Abstract

Tinnitus is a vexing disorder of hearing characterized by sound sensations originating in the head without any external stimulation. The specific etiology of these sensations is uncertain but frequently associated with hearing loss. The “neurophysiogical” model of tinnitus has enhanced appreciation of central nervous system (CNS) contributions. The model assumes that plastic changes in the primary and non-primary auditory pathways contribute to tinnitus with the former perhaps sustaining them, and the latter contributing to perceived severity and emotionality. These plastic changes are triggered by peripheral injury, which results in new patterns of brain activity due to anatomic alterations in the connectivity of CNS neurons.

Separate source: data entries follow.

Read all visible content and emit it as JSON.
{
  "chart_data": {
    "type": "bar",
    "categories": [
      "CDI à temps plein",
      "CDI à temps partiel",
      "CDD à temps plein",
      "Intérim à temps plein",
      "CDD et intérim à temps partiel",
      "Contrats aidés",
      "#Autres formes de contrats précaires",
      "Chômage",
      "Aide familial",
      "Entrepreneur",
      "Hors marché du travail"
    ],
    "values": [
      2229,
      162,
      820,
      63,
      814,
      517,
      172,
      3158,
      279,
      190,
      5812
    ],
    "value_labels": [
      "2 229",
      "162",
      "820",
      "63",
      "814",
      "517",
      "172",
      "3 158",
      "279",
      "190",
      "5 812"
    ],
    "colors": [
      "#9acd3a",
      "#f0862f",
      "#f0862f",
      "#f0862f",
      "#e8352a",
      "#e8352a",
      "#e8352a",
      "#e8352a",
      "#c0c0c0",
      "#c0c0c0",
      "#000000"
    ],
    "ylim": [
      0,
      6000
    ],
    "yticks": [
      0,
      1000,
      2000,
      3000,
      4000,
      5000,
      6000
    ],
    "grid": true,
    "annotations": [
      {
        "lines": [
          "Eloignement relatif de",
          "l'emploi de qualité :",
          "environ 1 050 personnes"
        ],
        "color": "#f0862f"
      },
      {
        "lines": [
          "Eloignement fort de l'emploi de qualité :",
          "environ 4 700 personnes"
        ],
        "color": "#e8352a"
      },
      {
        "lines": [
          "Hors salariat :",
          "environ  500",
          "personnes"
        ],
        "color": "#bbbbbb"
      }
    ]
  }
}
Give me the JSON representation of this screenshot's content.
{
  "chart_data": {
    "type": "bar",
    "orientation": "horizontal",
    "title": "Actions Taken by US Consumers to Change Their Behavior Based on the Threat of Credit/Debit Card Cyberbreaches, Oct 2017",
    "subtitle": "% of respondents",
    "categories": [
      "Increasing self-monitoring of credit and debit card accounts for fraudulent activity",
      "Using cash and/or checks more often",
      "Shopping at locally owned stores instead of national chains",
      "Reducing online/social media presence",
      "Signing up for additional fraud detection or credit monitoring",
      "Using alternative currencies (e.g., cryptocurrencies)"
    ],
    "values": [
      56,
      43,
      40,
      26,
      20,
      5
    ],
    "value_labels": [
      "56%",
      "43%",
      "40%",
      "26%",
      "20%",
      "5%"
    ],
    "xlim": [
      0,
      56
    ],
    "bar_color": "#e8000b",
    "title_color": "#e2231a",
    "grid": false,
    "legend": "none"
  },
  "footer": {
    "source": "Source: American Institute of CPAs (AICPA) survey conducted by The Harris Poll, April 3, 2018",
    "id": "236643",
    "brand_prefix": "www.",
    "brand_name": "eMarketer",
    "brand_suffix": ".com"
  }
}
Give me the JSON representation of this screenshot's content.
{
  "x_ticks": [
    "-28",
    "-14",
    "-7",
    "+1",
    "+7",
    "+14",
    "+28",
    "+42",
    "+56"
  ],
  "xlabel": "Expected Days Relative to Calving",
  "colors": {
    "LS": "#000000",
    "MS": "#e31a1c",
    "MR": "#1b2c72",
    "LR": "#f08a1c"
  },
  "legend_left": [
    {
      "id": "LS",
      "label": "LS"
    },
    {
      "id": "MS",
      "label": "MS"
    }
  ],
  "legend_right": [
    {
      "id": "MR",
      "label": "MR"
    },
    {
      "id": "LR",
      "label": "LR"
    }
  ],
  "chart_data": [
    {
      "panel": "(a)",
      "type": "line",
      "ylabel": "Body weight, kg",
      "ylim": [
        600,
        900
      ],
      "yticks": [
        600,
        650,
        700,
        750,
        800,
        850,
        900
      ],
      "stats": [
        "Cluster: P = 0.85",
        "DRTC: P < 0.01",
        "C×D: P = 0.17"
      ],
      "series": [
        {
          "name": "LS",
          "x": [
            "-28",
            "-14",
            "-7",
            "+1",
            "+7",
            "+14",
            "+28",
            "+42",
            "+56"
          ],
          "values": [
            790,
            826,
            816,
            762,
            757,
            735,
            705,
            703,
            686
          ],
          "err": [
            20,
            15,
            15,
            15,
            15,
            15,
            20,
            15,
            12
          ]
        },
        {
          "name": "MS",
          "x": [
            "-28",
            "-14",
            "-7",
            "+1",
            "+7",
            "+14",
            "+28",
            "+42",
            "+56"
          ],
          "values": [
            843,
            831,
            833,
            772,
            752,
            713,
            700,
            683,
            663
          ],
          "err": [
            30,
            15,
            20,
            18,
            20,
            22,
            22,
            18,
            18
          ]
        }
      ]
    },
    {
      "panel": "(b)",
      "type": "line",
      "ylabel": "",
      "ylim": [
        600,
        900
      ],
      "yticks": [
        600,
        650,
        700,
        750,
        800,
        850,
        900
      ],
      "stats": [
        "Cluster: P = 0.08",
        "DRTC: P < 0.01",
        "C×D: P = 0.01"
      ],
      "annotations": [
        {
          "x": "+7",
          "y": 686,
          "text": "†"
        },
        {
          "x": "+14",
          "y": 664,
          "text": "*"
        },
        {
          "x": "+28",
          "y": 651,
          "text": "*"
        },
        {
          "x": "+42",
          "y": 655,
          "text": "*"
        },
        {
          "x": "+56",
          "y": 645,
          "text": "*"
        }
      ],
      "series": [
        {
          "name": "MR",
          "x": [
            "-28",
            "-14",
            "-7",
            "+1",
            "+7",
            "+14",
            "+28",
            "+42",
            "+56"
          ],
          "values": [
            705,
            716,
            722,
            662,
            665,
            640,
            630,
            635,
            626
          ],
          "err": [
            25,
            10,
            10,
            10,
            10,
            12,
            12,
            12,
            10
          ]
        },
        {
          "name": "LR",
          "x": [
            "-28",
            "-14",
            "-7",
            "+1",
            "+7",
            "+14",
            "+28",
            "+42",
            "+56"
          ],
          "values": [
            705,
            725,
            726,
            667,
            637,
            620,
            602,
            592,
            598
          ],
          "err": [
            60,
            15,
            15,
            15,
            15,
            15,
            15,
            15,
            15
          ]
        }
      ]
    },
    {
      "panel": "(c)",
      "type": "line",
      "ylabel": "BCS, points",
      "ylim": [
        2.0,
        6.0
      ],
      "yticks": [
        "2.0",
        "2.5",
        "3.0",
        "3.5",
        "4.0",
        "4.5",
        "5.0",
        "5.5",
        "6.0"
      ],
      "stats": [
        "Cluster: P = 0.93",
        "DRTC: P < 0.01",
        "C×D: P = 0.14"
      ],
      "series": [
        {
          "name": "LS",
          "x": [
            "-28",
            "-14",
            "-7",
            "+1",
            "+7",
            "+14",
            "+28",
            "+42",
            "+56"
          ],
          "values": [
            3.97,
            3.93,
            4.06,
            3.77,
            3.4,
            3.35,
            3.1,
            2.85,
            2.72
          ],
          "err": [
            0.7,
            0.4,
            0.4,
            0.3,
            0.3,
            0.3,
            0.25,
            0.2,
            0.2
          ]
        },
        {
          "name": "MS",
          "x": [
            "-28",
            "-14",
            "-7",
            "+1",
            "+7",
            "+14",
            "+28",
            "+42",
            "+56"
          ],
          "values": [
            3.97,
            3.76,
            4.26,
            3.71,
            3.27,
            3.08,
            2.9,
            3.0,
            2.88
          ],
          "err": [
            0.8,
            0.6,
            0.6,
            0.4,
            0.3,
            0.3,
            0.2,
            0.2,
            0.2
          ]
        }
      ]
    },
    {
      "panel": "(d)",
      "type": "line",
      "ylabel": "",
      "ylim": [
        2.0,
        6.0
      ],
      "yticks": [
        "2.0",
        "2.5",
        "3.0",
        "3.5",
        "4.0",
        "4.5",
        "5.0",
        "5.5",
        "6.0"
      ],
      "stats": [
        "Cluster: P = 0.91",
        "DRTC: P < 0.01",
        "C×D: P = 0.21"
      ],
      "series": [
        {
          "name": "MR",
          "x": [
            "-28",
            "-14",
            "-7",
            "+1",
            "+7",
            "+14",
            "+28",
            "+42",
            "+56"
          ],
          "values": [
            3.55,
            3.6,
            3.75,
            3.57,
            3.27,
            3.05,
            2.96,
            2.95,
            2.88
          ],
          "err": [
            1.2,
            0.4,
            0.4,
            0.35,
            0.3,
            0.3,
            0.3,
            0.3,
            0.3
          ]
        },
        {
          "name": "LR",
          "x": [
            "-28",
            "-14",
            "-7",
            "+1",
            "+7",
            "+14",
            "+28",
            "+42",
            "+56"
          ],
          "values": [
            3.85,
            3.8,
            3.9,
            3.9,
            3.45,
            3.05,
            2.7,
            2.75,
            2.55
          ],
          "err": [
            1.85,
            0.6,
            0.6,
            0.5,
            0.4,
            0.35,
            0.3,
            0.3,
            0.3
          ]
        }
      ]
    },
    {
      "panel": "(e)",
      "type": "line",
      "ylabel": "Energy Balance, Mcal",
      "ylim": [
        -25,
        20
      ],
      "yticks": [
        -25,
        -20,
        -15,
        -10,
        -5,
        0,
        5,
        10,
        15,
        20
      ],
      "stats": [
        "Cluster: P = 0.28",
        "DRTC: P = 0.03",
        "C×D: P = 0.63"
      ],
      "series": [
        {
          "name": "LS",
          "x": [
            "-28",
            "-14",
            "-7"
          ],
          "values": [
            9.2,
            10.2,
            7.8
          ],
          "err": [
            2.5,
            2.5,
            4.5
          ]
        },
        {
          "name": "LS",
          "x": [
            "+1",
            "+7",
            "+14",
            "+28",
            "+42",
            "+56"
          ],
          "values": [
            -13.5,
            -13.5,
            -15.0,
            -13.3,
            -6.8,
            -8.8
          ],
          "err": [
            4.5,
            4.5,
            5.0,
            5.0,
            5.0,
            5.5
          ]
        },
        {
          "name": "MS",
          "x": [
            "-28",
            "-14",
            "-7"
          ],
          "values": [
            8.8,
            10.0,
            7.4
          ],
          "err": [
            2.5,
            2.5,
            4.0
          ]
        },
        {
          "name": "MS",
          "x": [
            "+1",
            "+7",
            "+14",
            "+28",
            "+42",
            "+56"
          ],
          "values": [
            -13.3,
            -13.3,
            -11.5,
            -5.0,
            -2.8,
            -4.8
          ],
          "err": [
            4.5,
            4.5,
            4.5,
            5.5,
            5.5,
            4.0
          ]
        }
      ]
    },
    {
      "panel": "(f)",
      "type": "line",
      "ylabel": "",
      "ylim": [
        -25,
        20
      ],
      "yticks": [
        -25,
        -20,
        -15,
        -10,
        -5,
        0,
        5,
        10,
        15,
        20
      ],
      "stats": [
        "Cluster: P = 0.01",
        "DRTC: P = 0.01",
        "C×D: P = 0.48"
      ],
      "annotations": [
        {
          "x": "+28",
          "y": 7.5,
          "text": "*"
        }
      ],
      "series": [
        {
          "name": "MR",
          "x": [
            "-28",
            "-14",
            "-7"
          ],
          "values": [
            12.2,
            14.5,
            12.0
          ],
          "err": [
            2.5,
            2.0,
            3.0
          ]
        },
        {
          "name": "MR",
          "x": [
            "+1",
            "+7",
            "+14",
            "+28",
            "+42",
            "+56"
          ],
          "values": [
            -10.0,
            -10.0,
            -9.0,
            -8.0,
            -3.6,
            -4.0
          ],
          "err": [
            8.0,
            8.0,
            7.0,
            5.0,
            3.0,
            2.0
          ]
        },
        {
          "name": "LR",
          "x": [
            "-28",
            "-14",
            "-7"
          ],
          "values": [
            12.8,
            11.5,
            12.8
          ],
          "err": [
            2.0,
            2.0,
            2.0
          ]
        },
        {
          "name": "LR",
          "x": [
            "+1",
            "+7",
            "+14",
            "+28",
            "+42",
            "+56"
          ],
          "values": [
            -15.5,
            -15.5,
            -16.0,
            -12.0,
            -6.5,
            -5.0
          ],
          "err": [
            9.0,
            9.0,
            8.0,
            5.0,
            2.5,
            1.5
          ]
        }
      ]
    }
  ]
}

These alterations may change the balance between excitatory and inhibitory brain processes, perhaps producing cascades of new neural activity flowing between brainstem and cortex in a self-sustaining manner that produces persistent perceptions of tinnitus. The bases of this model are explored with an attempt to distinguish phenomenological from mechanistic explanations.Learning outcomes: (1) Readers will learn that the variables associated with the behavioral experience of tinnitus are as complex as the biological variables. (2) Readers will understand what the concept of neuroplastic brain change means, and how it is associated with tinnitus. (3) Readers will learn that there may be no one brain location associated with tinnitus, and it may result from interactions between multiple brain areas. (4) Readers will learn how disinhibition, spontaneous activity, neural synchronization, and tonotopic reorganization may contribute to tinnitus.